Weekly XULF Report 10 – 14 June 2013
Gold was having a steady performance last week until a better than expected US Non-Farms on Friday gave good reason for investors to ditch safe havens for riskier assets causing gold to erase all of its gains on Thursday to reach a two week low of $1378.80. For much of the week gold was hovering around the $1400 level until ECB President Mario Draghi’s comments triggered a spike to $1421 after he informed the markets that the economy should stabilize and recover during the course of the year and that further monetary stimulus was not at the forefront of policymakers’ minds. Investors bought the Euro and aggressively sold the dollar on the back of these comments. Gold’s gains were eradicated 24 hours later when the US Non-Farm data showed that despite the mixed set of data recently the US economy is creating more jobs raising the probability of stimulus tapering occurring before the latter parts of the year.

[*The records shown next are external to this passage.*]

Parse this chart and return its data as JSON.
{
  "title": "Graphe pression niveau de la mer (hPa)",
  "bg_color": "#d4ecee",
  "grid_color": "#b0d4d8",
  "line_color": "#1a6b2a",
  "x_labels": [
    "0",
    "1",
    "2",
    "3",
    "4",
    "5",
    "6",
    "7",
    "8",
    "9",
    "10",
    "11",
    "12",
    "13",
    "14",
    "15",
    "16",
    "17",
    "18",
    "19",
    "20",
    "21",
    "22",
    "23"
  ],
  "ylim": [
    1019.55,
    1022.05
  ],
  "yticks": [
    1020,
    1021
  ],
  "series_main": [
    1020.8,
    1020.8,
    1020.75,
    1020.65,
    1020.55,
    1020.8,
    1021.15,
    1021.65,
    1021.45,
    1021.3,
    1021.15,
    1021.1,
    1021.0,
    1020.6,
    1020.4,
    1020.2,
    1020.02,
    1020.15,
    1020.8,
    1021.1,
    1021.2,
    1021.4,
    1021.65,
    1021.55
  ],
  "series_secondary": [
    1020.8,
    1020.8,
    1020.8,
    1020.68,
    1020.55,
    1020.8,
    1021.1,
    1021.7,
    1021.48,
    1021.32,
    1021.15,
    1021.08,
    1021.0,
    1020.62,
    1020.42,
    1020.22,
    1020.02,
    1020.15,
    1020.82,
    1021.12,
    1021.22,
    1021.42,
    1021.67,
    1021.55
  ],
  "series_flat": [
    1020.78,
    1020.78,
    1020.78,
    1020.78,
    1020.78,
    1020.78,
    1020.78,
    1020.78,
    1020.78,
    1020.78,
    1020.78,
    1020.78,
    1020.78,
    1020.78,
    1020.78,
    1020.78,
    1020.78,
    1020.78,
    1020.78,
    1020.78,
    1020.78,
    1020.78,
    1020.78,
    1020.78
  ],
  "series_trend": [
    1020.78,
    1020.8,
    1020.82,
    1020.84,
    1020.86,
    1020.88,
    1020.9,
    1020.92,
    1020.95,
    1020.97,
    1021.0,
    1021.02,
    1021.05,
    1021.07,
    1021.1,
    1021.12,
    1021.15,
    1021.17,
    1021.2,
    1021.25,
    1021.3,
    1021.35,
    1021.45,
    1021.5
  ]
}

The biggest drag on gold at present is the anticipation of the Federal Reserve slowing down the bond purchases which will strengthen the dollar making gold more expensive for investors using other currencies. Contrary to popular opinion gold may hold its ground and be tough for the bears to control for the rest of the year. Gold has already priced in a significant chunk of this expectation by declining nearly 20% this year therefore it would be foolhardy to take further declines for granted when the Fed begins the slowdown. If the Fed cuts back too sharply we could see a strong equity correction and some losses for gold but as investors take a look at the bigger picture they may switch to safe haven assets amid the uncertainty generated by the removal of stimulus on such an unprecedented scale. In the other scenario if the Fed play it in a way that appeases investors this should result in lower volatility for both gold and equities which would regenerate some confidence in gold and be supportive for a good finish by the end of 2013.
Technically gold has been showing signs of a possible bounce back towards the long term bearish trendline over the past three weeks but last Friday’s drop means the weekly chart is now displaying two consecutive shooting stars. The 10, 20, 50 and 100 Moving Averages aligned in descending order illustrates the market is far away from any correction but the higher low on the RSI indicates the pace of the decline is diminishing. Bulls will have been watching for a break of the bearish trendline on the momentum indicator but unfortunately for them Friday’s performance looks as though the momentum indicator is now bouncing off its own trendline ready for another downward leg. So to summarise the outlook for gold it looks like there will be a descent during June but at a slowing rate. Although traders need to be mindful of gold’s resilience of late in face of bearish fundamentals which hints that the market may be ready for a correction towards the long term bearish trendline within the next few weeks.
We have an eventful week with various types of data scheduled including Japan’s monetary statement and press conference Tuesday which is likely to move USD/JPY. On Wednesday and Thursday Germany are concluding a constitutional ruling on the ECB’s monetary operations which will impact gold by moving the EUR/USD, Thursday reveals US Retail Sales for May and on Friday is the University of Michigan’s Consumer Sentiment survey. Trade carefully around these numbers by using stop losses or reducing exposure.